Diagnosing, defining the penetration (stage) and the aggressiveness (grade) of the disease
In order to identify the source of the symptoms, the doctor obtains general data concerning the patient’s health and performs a physical examination. At a later stage, the doctor may use an instrument that enables direct visualization inside the urinary bladder, during an exam called cystoscopy. During this procedure, it is possible to take tissue samples of the bladder wall (biopsy), for examination under the microscope. In case of suspicion of tumor during Cystoscopy, a surgical removal known as Transurethral Resection (TURBT) will normally follow. A tissue sample is usually necessary in order to characterize the tumor (grade) and the extent to which it has penetrated into the bladder wall (stage). The physician may eventually refer the patient for further medical investigation including: CT, MRI, ultrasound, X-rays of the urinary tract (IVP), etc.
Preparing for treatment
Once informed of the disease, many patients wish to become full partners in treatment decisions. There is a lot of information available on urinary bladder cancer and treatment options. We recommend that you consult with the medical staff and ask to be given this information. Feelings of anxiety and tension are normal in this situation and family support is very important. It is advisable to prepare a written list of all questions troubling you, before reporting to your doctor, and for a family member to accompany you during the visit.

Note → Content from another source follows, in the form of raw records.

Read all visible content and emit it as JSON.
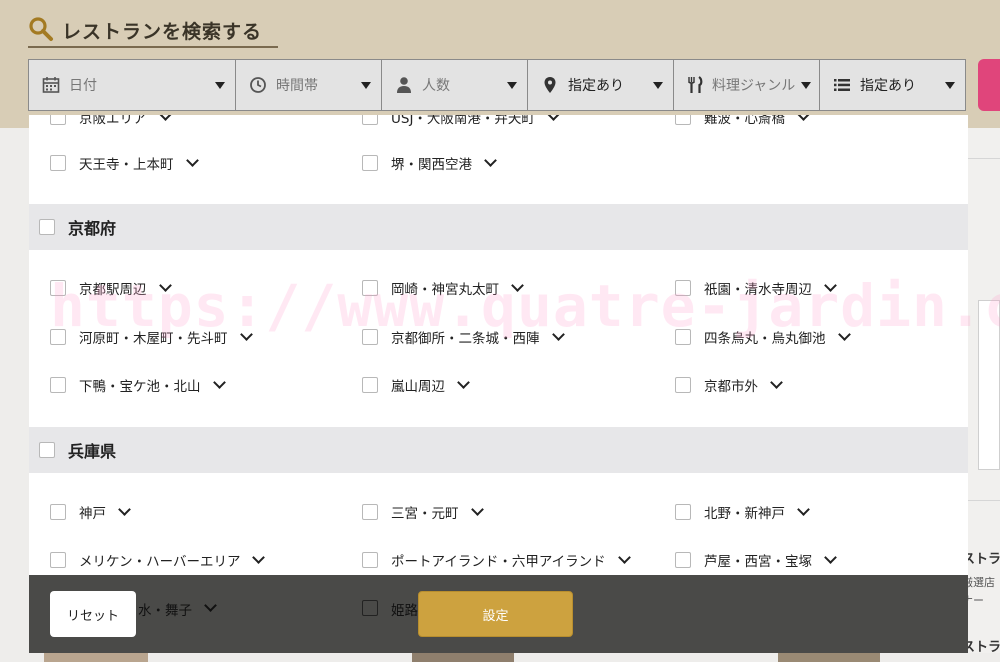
{
  "header": {
    "title": "レストランを検索する",
    "filters": [
      {
        "icon": "calendar-icon",
        "label": "日付",
        "dark": false,
        "width": 208
      },
      {
        "icon": "clock-icon",
        "label": "時間帯",
        "dark": false,
        "width": 146
      },
      {
        "icon": "person-icon",
        "label": "人数",
        "dark": false,
        "width": 146
      },
      {
        "icon": "location-pin-icon",
        "label": "指定あり",
        "dark": true,
        "width": 146
      },
      {
        "icon": "fork-knife-icon",
        "label": "料理ジャンル",
        "dark": false,
        "width": 146
      },
      {
        "icon": "list-icon",
        "label": "指定あり",
        "dark": true,
        "width": 146
      }
    ]
  },
  "areas": {
    "osaka_partial_top": [
      "京阪エリア",
      "USJ・大阪南港・弁天町",
      "難波・心斎橋"
    ],
    "osaka_last_row": [
      "天王寺・上本町",
      "堺・関西空港"
    ],
    "kyoto": {
      "name": "京都府",
      "items": [
        "京都駅周辺",
        "岡崎・神宮丸太町",
        "祇園・清水寺周辺",
        "河原町・木屋町・先斗町",
        "京都御所・二条城・西陣",
        "四条烏丸・烏丸御池",
        "下鴨・宝ケ池・北山",
        "嵐山周辺",
        "京都市外"
      ]
    },
    "hyogo": {
      "name": "兵庫県",
      "items": [
        "神戸",
        "三宮・元町",
        "北野・新神戸",
        "メリケン・ハーバーエリア",
        "ポートアイランド・六甲アイランド",
        "芦屋・西宮・宝塚"
      ],
      "partial_bottom": [
        "水・舞子",
        "姫路"
      ]
    }
  },
  "watermark": "https://www.quatre-jardin.com",
  "footer": {
    "reset_label": "リセット",
    "set_label": "設定"
  },
  "background": {
    "right_texts": [
      "ストラン",
      "厳選店",
      "ナー",
      "ストラ"
    ]
  },
  "colors": {
    "header_bg": "#d8cdb6",
    "set_button": "#cda23f",
    "accent_pink": "#e0457b",
    "footer_bg": "#4a4a48"
  }
}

The treatment of superficial urinary bladder cancer includes two main stages:
a. Surgical removal of all tumor(s) (under partial/general anesthesia) (TURBT). This is performed through the urethra, with no need to open the abdominal cavity. In case of numerous tumors, the doctor is compelled to perform successive TURBTs or an extensive operation. Occasionally partial or complete (radical) removal of the urinary bladder is required (Cystectomy), especially when the tumor involves the muscle layer. An alternative route for drainage of urine is then created. In cases of recurrent small tumors, it is possible to fulgurate their roots by laser (TUF), during cystoscopy.
b. After having ascertained the type of tumor and evaluation of the risk for recurrence and progression, preventive therapy is usually administered, by flushing the bladder with various chemically or biologically active materials (bladder instillations). Flushing with chemotherapeutic materials is intended to destroy cancer cells that were not removed during the operation or that have a high malignant potential. Biological flushing materials, such as BCG (tuberculosis bacteria) and others, are intended to create an immune response in the urinary bladder tissue, which leads to the destruction of cancer cells.